La sincronización no es casualidad: es sistema
- 25 ene
- 2 Min. de lectura

Hay imágenes que no necesitan explicación. La que circula estos días es una de ellas. Tres mensajes, tres voces distintas, publicados en una franja temporal mínima, con el mismo enfoque, las mismas palabras clave y la misma conclusión moral. No es una coincidencia emocional. Es sincronización política.
La izquierda mediática actúa así desde hace años: como un bloque perfectamente engrasado que sabe cuándo activar la defensa y a quién proteger. No hace falta una llamada, ni un mensaje común. Basta con entender el ecosistema. Basta con saber quién es de los nuestros y quién no.
El personaje en cuestión no es nuevo. Lleva años construyendo su relevancia a base de humillar, señalar y caricaturizar a cualquiera que se salga del marco ideológico correcto. Personas, instituciones, víctimas, tragedias. Todo ha sido material válido si servía para disparar hacia el adversario. Nunca hubo dudas, ni límites, ni remordimientos. Siempre era “humor”.
Hasta que el foco cambia de dirección.
Cuando el desgaste llega, cuando la reacción aparece y el rechazo ya no puede ignorarse, se activa el protocolo. Y la imagen lo refleja con crudeza: elogios en cadena, victimismo inmediato y un relato cerrado que se repite como un mantra.
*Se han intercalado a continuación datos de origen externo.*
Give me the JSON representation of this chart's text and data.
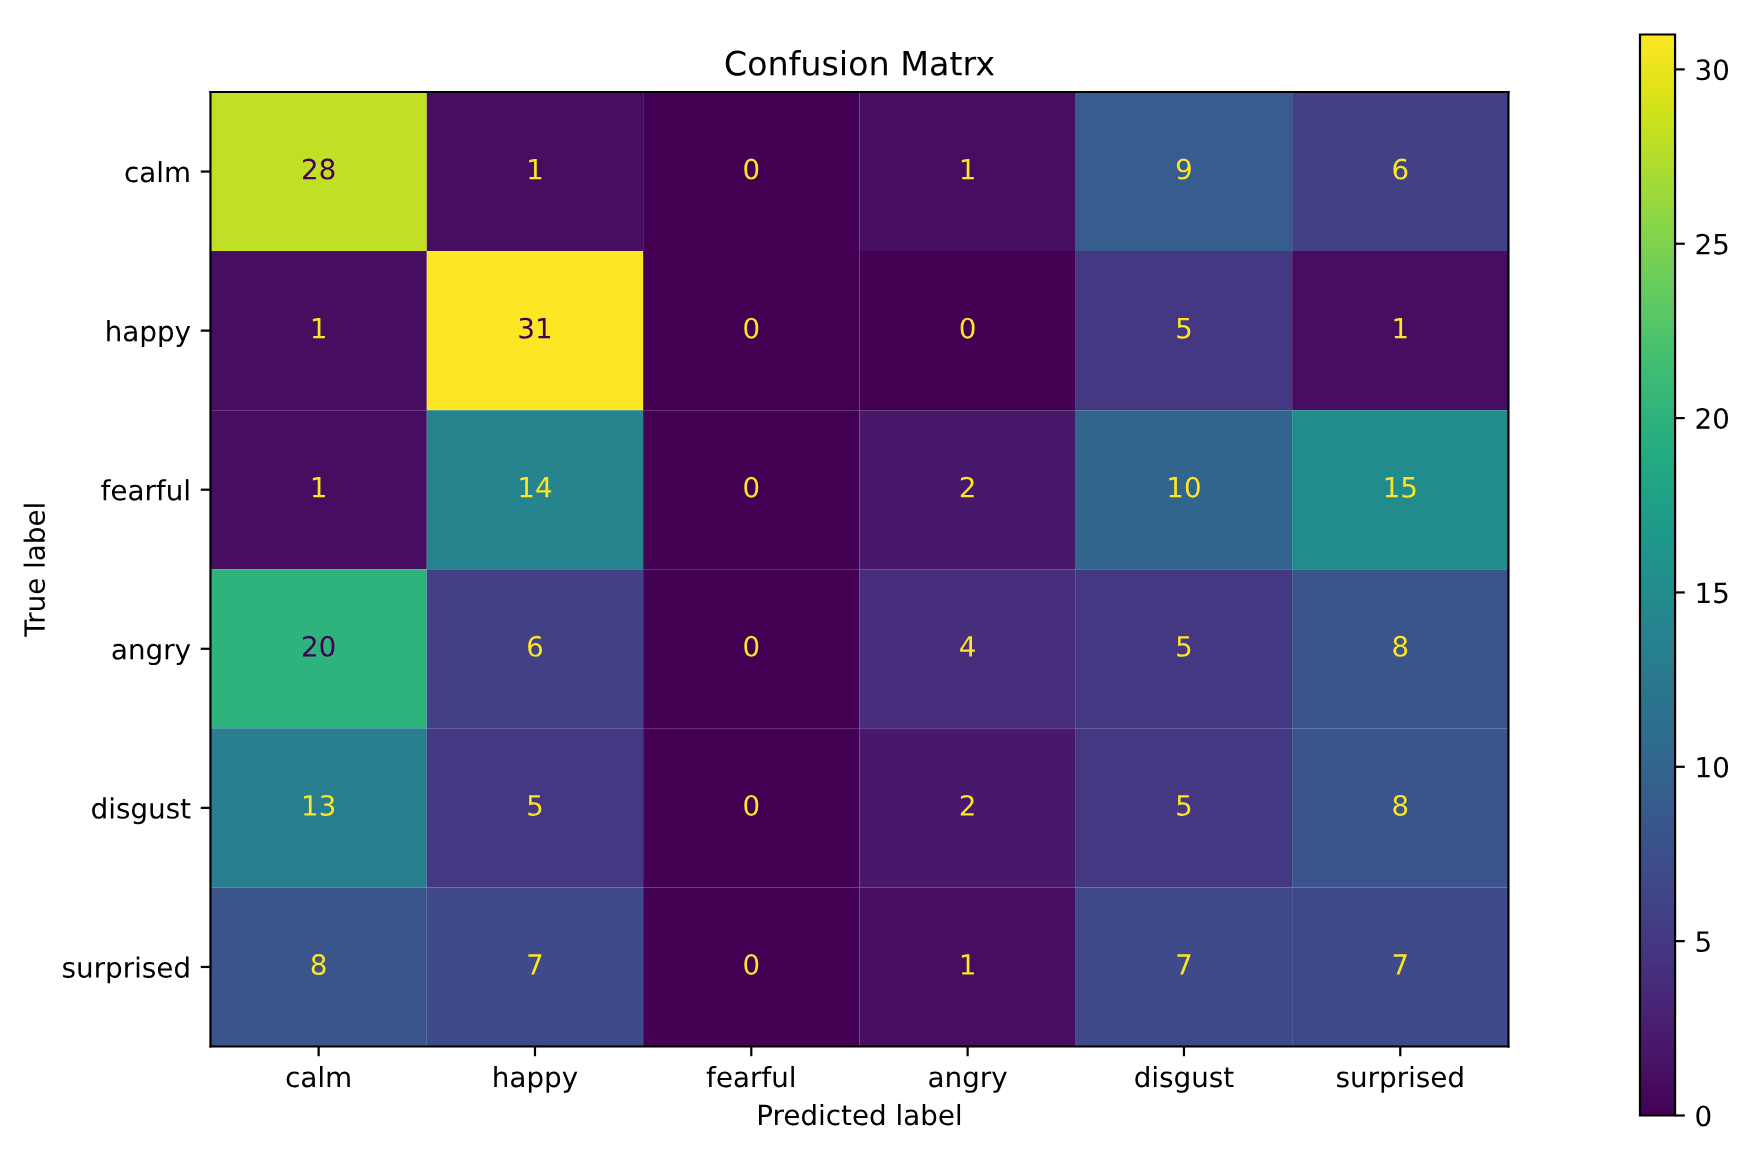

Valiente. Perseguido. Antifascista. Mártir.
Nadie se pregunta si hubo excesos. Nadie se plantea si durante años se cruzaron líneas. Nadie reconoce que el desprecio sistemático también tiene consecuencias. Porque hacerlo sería admitir que el problema no es el “ultra”, sino el método.
El giro es siempre el mismo: quien ha repartido golpes sin freno se presenta ahora como víctima del odio. El que convirtió la burla en arma política se refugia en la libertad de expresión. Y el que jamás pidió comprensión exige ahora empatía.
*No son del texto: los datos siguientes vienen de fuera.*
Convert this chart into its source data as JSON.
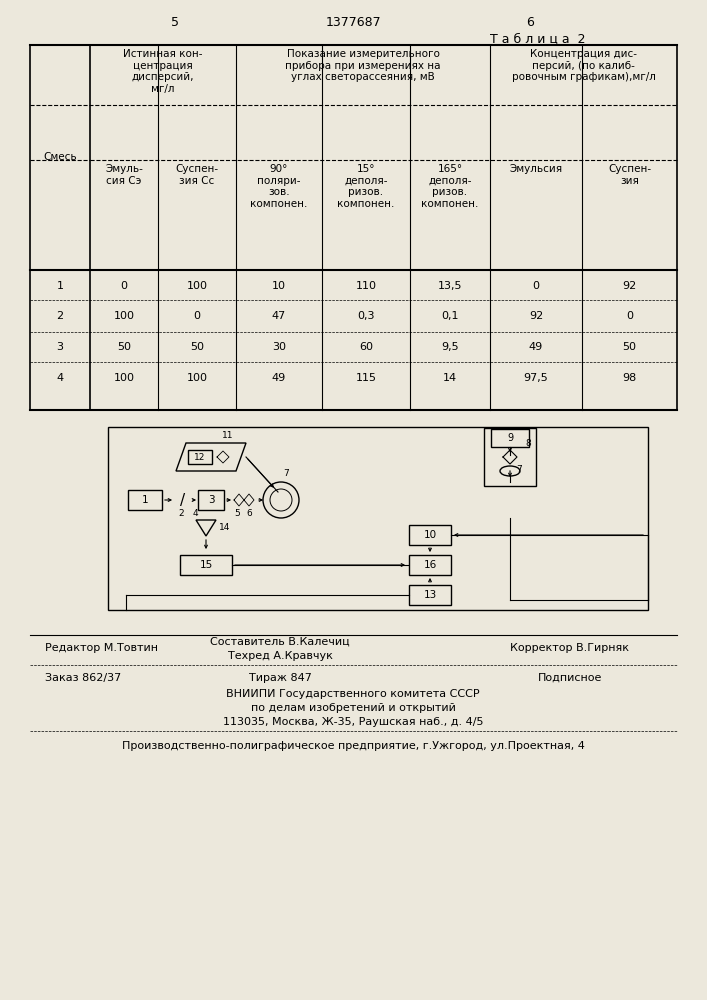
{
  "page_number_left": "5",
  "patent_number": "1377687",
  "page_number_right": "6",
  "table_title": "Т а б л и ц а  2",
  "bg_color": "#ece8dc",
  "table": {
    "data_rows": [
      [
        "1",
        "0",
        "100",
        "10",
        "110",
        "13,5",
        "0",
        "92"
      ],
      [
        "2",
        "100",
        "0",
        "47",
        "0,3",
        "0,1",
        "92",
        "0"
      ],
      [
        "3",
        "50",
        "50",
        "30",
        "60",
        "9,5",
        "49",
        "50"
      ],
      [
        "4",
        "100",
        "100",
        "49",
        "115",
        "14",
        "97,5",
        "98"
      ]
    ]
  },
  "footer": {
    "editor": "Редактор М.Товтин",
    "compiler": "Составитель В.Калечиц",
    "tech_editor": "Техред А.Кравчук",
    "corrector": "Корректор В.Гирняк",
    "order": "Заказ 862/37",
    "circulation": "Тираж 847",
    "subscription": "Подписное",
    "org_line1": "ВНИИПИ Государственного комитета СССР",
    "org_line2": "по делам изобретений и открытий",
    "org_line3": "113035, Москва, Ж-35, Раушская наб., д. 4/5",
    "bottom_line": "Производственно-полиграфическое предприятие, г.Ужгород, ул.Проектная, 4"
  }
}
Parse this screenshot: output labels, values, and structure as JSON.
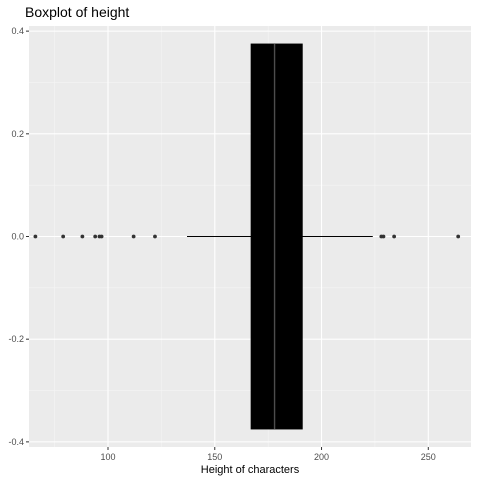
{
  "chart_data": {
    "type": "boxplot",
    "title": "Boxplot of height",
    "xlabel": "Height of characters",
    "ylabel": "",
    "xlim": [
      63,
      270
    ],
    "ylim": [
      -0.41,
      0.41
    ],
    "x_ticks": [
      100,
      150,
      200,
      250
    ],
    "x_tick_labels": [
      "100",
      "150",
      "200",
      "250"
    ],
    "y_ticks": [
      -0.4,
      -0.2,
      0.0,
      0.2,
      0.4
    ],
    "y_tick_labels": [
      "-0.4",
      "-0.2",
      "0.0",
      "0.2",
      "0.4"
    ],
    "grid": true,
    "box": {
      "min": 137,
      "q1": 167,
      "median": 178,
      "q3": 191,
      "max": 224,
      "y_center": 0.0,
      "half_width": 0.375
    },
    "outliers": [
      66,
      79,
      88,
      94,
      96,
      97,
      112,
      122,
      228,
      229,
      234,
      264
    ],
    "colors": {
      "panel": "#ebebeb",
      "grid_major": "#ffffff",
      "grid_minor": "#f5f5f5",
      "box_fill": "#000000",
      "median_line": "#4d4d4d",
      "whisker": "#000000",
      "outlier": "#333333"
    }
  }
}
No es que esté pagando por hacer humor.
Está recogiendo el carrete de haber normalizado la humillación.
La imagen no muestra apoyo sincero. Muestra disciplina de grupo. Muestra miedo a salirse del guion. Y muestra algo aún más revelador: en ese espacio, el valor no se mide por lo que dices o haces, sino por a quién proteges y a quién atacas.
La sincronización no es un error.
Es el sistema funcionando exactamente como fue diseñado.